Once you get a minimal and satisfactory feedback, we encourage to start preparing the notebook repository.
Notebook Repository#
After validating the notebook idea, a first draft of the notebook should be created by using a notebook repository template according to the target programming language:
The repository templates are adapted from 2i2c hub-user-image-template. The corresponding author should open a Pull Request to start editing the notebook and dependencies files. Within each PR, a comment will be added containing “Test this PR on Binder” badge.
Some general guidelines are:
Fill the information header according to your use case. Feel free to guide from previous published notebooks, see for instance the IceNet notebook.
Change the structure of the remaining sections of the notebook according to your preference.
We advise following the 10 rules of compelling notebooks provided by the EarthCube initiative available in their Notebook Template (section
Data processing and analysis
).
For
python
packages, we suggest exploring the Pangeo stack. The Pangeo community curates a wide diversity of environments in thepangeo-docker-images
repository.For notebooks, we suggest using the
pangeo-notebook
conda environment available here. The environment can be installed in your system usingconda env create -f environment.yml
.
Test the notebook is working according to the Binder badge in the PR.

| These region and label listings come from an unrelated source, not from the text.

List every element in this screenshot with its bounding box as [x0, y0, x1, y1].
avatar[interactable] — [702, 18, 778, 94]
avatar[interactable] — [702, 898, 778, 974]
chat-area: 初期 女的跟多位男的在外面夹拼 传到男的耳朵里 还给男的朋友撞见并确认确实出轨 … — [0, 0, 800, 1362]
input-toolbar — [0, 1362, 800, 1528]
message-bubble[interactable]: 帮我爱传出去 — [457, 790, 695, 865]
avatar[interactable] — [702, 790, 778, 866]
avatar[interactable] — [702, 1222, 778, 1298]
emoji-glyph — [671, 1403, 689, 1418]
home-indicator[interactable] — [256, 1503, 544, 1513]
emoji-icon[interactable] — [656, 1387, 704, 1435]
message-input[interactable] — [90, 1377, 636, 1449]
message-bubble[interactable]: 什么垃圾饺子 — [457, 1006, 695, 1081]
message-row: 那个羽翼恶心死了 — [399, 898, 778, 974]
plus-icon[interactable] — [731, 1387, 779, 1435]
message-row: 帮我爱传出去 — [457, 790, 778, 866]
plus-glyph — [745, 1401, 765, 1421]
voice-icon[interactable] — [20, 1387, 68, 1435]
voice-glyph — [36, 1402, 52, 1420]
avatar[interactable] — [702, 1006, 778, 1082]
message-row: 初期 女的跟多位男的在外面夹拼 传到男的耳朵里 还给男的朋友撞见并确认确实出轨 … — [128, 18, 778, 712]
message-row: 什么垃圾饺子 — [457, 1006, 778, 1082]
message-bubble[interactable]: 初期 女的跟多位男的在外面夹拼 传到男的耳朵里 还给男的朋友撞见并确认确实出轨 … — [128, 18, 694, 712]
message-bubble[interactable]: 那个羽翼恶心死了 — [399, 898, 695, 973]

For notebooks showcasing deep learning models, the public Binder does not provide GPU support, so we suggest testing the notebook works with
cpu
when predicting from the pretrained models.
When the minimal working version of the notebook is ready, authors should tag EiC in the PR with the latest Binder badge. EiC will check how reproducible is the notebook and its feasibility for the reviewing stage.
After EiC’s approval of the draft version of the notebook, the EiC will fork the notebook repository to the eds-book-gallery organisation.
EiC will assist you to prepare the notebook repository for the review process.
Pre-review#
EiC will open a PRE-REVIEW issue where a handling editor and authors suggest reviewers. The editor can give initial directions to authors for improving the notebook, especially if the notebook lacks some requested sections. Once reviewers agreed on the revision, EiC opens a REVIEW issue.
Review#
The REVIEW issue aims to be the key space where editor will moderate timings and high-level conversation between authors and reviewers.
Important
Reviewers will be asked to provide review feedback as comments on the REVIEW issue or directly to the notebook repo within 2 weeks. Authors should respond to reviewers’ comments within 2 weeks of the last-submitted review. Please contact the editor directly or in the REVIEW issue thread to inform possible delays.
Authors should address reviewers suggestions according to their relevance.
Each reviewer is guided by a checklist which facilitate to evaluate the notebook.
Reviewers are encouraged to make detailed comments directly to the notebook repo.
To facilitate the conversation, EiC opens a review
PR in the notebook repository where authors and reviewers carry out a detailed discussion through ReviewNB, a third-party plugin in GitHub for displaying and commenting Jupyter Notebooks (see further details here).
Authors should implement relevant changes in the notebook repository hosted in their personal GitHub account, and submit changes to the review
branch created by EiC (for example, see here a PR submitted from the author of the IceNet Python API notebook).
EiC will merge changes into the review
PR.
The editor should ask reviewers to re-evaluate the notebook.
Once reviewers recommend the notebook for publication, the editor pings EiC to start the post-print stage.
Post-print#
EiC will lead publishing asking authors to proof-read the notebook and indicate any remaining typos, badly formed citations, awkward wording, etc.
Publication#
While EiC will announce the notebook in the EDS book social accounts, authors should promote the published notebook in their communication channels.
Some authors have promoted EDS notebooks in LinkedIn, Twitter, etc. Others have added them to their online CV and/or personal website.
Post-publication#
The EDS book community and other practitioners in GitHub complying our code of conduct could suggest changes in the notebook. Where relevant, EiC will notify authors about proposed changes and their acceptance. If the authors consider suggestions as a substantial contribution, EiC will acknowledge it by adding the contributor’s name to the citation of the notebook.